Zwar wird man irrationale Aktionen und Kriegsszenarien bei einem Regime dieser Art nie ganz ausschließen können, gleichwohl ist offenkundig, dass Teheran blufft und eine Stärke vortäuscht, die es nicht hat. Dieses Regime ist nicht nur aufgrund seiner teuren Kriege erheblich geschwächt, sondern auch durch Veränderungen im Lande selbst: Die Unzufriedenheit und der Widerstand der iranischen Bevölkerung nimmt täglich zu. Wie also werden sich die E3 angesichts von Zarifs Drohung verhalten?
DEUTSCHLAND SPIELT AUF ZEIT
Seit Großbritannien, Frankreich und Deutschland den Streitbeilegungsmechanismus des Atomdeals ausgelöst haben, liegt der Fortgang der Entwicklung in ihrer Hand.
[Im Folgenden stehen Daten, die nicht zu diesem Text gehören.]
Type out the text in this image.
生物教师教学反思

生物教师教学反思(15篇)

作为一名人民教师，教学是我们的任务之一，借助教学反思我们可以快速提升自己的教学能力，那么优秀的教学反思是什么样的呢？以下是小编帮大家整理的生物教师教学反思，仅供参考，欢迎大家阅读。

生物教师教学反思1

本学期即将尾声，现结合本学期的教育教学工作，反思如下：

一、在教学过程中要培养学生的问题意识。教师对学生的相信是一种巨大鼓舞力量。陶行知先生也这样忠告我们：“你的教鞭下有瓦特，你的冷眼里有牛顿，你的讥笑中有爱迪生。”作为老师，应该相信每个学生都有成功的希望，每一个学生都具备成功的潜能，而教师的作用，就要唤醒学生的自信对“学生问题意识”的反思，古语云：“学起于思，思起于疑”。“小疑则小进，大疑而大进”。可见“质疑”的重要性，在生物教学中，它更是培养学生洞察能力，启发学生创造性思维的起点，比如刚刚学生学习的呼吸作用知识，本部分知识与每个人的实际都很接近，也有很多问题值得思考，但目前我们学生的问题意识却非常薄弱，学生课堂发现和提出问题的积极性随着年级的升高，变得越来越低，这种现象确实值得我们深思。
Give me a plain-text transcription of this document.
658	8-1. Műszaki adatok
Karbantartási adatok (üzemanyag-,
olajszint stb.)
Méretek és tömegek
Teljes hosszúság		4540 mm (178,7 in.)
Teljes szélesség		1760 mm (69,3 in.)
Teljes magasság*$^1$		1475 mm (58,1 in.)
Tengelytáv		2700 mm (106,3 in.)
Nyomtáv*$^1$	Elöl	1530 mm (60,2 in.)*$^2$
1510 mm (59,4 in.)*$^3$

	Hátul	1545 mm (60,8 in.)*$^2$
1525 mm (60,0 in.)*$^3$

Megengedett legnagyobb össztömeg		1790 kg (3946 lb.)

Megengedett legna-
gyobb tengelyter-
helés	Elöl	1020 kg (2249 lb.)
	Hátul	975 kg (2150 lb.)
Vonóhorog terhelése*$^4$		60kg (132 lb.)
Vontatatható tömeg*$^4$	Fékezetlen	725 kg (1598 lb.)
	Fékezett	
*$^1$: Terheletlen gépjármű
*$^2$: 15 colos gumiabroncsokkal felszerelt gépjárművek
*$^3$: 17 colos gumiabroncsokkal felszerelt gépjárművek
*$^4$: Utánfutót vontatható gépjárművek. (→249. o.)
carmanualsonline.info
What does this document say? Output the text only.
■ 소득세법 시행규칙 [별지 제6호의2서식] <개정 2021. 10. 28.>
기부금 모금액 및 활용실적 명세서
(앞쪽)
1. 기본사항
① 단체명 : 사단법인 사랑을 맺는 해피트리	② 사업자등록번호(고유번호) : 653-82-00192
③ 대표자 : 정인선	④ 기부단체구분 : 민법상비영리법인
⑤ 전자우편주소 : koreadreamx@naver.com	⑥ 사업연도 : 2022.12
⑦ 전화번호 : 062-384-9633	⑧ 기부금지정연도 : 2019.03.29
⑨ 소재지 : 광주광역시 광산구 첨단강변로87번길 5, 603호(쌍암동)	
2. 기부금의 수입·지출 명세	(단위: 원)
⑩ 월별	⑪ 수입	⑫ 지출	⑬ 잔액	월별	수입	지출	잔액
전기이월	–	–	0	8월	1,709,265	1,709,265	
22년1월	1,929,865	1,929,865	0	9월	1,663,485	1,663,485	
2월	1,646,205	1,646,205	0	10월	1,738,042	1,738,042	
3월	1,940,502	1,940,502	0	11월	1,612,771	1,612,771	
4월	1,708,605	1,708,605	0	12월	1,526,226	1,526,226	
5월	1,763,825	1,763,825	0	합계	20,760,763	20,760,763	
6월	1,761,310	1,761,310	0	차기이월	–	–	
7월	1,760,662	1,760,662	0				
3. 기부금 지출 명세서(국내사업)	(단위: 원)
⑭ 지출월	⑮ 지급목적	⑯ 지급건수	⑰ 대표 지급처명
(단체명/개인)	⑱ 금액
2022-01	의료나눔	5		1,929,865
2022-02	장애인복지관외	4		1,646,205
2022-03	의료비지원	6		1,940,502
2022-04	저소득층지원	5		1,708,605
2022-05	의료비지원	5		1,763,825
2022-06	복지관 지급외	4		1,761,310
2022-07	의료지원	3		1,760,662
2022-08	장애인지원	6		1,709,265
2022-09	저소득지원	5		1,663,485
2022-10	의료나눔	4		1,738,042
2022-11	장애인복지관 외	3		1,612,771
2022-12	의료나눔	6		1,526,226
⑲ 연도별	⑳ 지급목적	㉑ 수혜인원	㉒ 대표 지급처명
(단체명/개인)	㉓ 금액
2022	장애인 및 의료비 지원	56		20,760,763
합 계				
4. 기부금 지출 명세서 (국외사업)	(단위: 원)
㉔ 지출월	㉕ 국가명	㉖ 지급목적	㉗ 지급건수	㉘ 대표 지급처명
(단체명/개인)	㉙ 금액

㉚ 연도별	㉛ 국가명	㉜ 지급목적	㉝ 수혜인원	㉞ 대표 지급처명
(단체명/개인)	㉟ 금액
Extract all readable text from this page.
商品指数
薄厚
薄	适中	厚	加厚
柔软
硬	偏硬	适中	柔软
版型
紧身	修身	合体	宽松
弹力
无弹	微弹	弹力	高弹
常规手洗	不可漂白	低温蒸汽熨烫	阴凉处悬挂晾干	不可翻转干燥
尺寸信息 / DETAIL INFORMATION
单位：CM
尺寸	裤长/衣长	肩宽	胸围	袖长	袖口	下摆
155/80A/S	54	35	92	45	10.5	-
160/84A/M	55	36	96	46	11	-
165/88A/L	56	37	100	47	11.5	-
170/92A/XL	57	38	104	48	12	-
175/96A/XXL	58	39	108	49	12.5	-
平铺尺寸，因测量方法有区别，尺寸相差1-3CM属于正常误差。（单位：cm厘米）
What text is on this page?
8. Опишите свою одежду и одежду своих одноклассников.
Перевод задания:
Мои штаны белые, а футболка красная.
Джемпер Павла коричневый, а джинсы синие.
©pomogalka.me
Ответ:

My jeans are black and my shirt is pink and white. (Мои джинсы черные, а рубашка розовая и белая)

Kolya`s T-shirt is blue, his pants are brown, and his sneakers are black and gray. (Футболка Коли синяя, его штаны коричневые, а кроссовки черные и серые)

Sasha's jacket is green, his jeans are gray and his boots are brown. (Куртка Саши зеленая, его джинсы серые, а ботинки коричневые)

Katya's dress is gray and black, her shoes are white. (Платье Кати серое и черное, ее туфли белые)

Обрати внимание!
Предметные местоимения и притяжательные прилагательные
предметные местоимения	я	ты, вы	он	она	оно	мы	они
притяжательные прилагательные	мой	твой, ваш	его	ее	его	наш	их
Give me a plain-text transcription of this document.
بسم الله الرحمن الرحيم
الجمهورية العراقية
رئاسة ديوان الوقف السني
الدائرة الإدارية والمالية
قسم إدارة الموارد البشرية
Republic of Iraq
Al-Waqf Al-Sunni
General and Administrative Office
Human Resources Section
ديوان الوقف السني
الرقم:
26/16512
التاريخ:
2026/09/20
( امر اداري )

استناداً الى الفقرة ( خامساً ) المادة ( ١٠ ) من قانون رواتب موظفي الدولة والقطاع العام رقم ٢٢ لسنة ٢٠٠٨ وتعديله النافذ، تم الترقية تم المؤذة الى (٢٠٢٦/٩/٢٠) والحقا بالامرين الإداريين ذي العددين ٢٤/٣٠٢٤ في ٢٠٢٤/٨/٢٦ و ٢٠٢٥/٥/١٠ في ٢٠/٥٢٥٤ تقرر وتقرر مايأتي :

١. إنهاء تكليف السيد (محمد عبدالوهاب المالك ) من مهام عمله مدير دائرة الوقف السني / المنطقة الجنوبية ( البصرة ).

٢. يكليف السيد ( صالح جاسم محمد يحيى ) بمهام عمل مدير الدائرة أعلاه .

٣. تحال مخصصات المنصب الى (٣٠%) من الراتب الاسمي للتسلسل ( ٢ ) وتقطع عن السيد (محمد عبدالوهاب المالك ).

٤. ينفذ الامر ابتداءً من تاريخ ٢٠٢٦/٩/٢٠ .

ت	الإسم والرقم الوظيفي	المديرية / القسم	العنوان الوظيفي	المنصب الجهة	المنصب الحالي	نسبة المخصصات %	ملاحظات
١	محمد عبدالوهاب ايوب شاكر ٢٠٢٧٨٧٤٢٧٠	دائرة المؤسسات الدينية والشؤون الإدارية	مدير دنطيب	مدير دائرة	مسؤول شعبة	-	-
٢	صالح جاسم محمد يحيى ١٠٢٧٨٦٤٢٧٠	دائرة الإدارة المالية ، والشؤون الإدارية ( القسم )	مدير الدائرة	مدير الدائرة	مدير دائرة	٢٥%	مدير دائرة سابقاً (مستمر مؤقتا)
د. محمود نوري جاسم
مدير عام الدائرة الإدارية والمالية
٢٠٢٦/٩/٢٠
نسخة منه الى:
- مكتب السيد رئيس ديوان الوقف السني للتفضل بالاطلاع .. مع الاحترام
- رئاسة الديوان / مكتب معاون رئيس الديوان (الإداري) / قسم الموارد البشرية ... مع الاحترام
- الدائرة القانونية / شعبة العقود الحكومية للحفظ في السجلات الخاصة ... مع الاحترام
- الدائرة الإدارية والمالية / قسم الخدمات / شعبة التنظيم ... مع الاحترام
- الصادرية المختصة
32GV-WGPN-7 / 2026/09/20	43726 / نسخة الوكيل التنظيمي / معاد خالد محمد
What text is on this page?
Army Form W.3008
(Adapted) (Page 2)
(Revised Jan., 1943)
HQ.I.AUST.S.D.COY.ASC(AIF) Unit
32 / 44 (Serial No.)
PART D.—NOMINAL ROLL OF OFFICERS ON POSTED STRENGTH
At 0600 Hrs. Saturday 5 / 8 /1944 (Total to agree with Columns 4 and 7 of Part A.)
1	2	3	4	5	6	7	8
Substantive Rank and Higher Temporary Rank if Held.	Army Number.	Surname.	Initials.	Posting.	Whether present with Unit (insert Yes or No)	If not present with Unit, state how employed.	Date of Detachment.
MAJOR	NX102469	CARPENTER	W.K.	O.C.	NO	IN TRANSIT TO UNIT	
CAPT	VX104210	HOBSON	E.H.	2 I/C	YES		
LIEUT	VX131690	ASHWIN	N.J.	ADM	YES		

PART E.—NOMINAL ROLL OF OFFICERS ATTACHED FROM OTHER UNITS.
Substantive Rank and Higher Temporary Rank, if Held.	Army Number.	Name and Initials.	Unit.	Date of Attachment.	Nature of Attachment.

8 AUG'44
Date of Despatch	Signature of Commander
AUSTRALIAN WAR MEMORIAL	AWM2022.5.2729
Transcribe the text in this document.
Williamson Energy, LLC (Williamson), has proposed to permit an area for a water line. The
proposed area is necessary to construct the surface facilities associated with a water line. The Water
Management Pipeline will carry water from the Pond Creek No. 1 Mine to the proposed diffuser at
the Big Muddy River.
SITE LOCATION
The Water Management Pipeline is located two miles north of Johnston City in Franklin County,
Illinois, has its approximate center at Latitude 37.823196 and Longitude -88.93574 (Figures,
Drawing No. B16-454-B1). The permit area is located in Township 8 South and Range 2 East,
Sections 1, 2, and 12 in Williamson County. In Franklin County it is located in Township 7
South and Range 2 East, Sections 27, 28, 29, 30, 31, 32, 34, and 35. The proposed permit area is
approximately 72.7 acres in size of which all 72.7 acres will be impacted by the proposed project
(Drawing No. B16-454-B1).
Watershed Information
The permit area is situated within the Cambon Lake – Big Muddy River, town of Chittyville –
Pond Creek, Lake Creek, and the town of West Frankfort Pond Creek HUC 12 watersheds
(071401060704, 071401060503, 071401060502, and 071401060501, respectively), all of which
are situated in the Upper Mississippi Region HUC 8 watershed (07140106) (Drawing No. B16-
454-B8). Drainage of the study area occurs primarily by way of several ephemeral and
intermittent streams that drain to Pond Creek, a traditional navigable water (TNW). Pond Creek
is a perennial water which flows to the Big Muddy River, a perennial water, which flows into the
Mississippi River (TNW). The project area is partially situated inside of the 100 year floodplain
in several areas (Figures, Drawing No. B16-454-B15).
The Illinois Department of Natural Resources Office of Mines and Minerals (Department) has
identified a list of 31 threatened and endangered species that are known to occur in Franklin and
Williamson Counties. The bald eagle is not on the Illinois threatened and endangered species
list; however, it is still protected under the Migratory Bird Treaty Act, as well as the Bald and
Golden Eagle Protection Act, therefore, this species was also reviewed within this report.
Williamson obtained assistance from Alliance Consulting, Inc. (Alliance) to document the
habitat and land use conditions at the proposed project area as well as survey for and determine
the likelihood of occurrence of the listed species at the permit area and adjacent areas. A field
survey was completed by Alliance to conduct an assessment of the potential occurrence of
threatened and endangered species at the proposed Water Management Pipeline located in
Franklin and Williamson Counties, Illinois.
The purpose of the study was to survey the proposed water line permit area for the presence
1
Entweder, sie sorgen gemeinsam (oder im nationalen Alleingang) dafür, dass die UN-Sanktionen wieder greifen. Dann wäre der völlig unzureichende Deal von 2015 Geschichte; dann könnten diplomatische Isolation und wirtschaftlicher Druck die Voraussetzungen für ein neues und besseres Abkommen schaffen.
Oder sie klammern sich weiter an einen Atomdeal, den Washington ablehnt und Teheran ignoriert, um sicherzustellen, dass die Snap-Back Funktion gar nicht oder erst nach der amerikanischen Präsidentschaftswahl im November 2020 ausgelöst wird.
Im zweiten Fall würden die E3 nicht nur Teheran einen Sieg bescheren: Der Iran hat bereits seit 2015 eine Reihe von Militärabkommen mit Russland und China unterzeichnet.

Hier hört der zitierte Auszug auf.